Der Verein D64 – Zentrum für digitalen Fortschritt e.V. stellt sich mit einem neuen Vorstand und unter besserer Mitgliederbeteiligung für die kommenden zwei Jahre auf. Dafür votierten am vergangenen Freitag die Mitglieder auf ihrer ordentlichen Mitgliederversammlung in...

Der Verein D64 – Zentrum für digitalen Fortschritt e.V. stellt sich mit einem neuen Vorstand und unter besserer Mitgliederbeteiligung für die kommenden zwei Jahre auf. Dafür votierten am vergangenen Freitag die Mitglieder auf ihrer ordentlichen Mitgliederversammlung in Berlin.

Der scheidende Vorsitzende Mathias Richel zog für das vergangene Jahr eine durchaus positive Bilanz: Insbesondere in den Themenbereichen Leistungsschutzrecht und digitale Lehrmittelfreiheit sei es dem Verein gelungen, eigene Positionen in Öffentlichkeit und Politik zu verankern. Dennoch habe D64 das bei der Gründung gesetzte Ziel einer aktiven Mitgestaltung öffentlicher Wahrnehmung und Politik nicht ausreichend erfüllt; Das sei vor allem auch begrenzten zeitlichen Kapazitäten geschuldet, die sich bei einer ehrenamtlichen Tätigkeit nun einmal nicht vermeiden ließen.

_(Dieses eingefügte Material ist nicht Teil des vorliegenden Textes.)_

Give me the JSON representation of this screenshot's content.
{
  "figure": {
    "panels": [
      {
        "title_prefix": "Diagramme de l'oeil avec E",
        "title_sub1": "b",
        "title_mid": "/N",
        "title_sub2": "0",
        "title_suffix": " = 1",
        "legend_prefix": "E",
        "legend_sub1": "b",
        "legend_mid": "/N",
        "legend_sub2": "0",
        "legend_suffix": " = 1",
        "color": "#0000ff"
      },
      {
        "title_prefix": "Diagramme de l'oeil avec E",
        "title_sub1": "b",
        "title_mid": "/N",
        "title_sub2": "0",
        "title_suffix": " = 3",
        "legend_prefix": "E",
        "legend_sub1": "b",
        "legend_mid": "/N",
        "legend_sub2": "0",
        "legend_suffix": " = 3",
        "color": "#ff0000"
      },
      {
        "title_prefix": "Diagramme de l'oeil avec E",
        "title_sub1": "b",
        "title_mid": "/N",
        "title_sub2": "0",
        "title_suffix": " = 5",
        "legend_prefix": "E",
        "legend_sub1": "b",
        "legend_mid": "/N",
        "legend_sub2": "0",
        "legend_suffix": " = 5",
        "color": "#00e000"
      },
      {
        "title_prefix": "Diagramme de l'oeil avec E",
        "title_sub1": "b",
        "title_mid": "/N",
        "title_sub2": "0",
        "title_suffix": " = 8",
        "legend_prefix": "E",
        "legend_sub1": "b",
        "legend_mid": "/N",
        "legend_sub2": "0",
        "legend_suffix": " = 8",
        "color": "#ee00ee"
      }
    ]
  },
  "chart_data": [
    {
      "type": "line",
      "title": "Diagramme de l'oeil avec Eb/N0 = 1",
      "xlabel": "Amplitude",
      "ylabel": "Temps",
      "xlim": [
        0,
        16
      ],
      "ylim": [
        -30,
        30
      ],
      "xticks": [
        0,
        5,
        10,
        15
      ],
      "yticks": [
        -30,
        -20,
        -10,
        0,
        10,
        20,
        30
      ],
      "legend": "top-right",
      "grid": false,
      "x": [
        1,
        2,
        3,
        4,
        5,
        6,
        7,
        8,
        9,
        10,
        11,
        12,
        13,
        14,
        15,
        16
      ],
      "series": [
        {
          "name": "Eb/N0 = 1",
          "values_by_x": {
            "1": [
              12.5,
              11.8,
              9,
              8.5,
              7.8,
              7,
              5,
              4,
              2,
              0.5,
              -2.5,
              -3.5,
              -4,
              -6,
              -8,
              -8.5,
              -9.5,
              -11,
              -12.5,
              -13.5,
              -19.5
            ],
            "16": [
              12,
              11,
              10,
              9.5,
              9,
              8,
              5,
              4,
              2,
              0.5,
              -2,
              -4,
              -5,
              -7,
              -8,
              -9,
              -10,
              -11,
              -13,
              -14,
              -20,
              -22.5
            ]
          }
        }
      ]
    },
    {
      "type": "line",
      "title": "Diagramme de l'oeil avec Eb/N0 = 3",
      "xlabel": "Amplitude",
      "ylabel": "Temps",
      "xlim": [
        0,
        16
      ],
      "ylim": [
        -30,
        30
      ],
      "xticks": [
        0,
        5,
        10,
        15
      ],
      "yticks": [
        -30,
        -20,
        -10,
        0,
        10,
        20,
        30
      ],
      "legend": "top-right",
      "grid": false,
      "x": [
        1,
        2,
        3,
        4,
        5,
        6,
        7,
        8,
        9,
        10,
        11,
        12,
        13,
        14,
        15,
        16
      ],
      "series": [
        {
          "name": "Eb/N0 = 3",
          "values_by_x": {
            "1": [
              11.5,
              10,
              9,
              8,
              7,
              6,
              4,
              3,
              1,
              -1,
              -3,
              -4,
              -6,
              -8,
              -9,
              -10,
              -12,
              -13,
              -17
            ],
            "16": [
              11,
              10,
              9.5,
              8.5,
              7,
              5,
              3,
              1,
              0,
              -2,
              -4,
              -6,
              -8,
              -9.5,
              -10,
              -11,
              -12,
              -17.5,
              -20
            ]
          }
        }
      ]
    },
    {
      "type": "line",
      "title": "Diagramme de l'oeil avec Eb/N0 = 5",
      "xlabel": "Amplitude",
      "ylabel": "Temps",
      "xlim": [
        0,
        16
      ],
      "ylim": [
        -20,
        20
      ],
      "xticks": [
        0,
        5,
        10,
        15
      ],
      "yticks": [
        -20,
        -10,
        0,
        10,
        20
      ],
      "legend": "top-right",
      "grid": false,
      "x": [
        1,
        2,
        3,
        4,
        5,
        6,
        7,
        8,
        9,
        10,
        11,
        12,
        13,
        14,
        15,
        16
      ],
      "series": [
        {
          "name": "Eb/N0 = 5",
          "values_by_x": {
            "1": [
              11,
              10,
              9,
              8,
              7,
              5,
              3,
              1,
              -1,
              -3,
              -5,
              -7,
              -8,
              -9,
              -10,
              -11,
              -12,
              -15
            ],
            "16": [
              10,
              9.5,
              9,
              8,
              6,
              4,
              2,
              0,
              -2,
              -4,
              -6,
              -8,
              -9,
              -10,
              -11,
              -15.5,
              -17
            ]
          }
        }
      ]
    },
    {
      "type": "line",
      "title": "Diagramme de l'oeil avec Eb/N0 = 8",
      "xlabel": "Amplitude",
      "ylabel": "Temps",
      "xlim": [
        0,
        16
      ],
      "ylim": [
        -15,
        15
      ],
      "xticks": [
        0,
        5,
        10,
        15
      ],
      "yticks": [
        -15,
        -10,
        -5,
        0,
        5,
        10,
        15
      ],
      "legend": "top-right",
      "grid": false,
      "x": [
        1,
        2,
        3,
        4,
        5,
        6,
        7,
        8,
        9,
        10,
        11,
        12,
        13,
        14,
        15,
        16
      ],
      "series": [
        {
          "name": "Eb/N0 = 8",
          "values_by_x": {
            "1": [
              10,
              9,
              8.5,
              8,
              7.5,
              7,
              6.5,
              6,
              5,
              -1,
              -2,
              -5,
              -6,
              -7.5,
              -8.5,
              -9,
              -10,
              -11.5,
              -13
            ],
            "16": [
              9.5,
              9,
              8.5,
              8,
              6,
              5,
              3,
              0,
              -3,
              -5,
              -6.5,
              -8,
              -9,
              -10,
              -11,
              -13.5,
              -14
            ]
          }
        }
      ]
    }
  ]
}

Mit neuem Vorstand und unter stärkerer Mitgliederbeteiligung will D64 daher nun in eine neue Zukunft starten und das Wahljahr 2013 mit eigenen Themen aktiv beeinflussen. Dafür übernehmen Valentina Kerst und Nico Lumma nun den Vorsitz des Vereins. Unterstützt werden sie von Teresa Buecker, Alexander Hauser und Ralf Scharnhorst.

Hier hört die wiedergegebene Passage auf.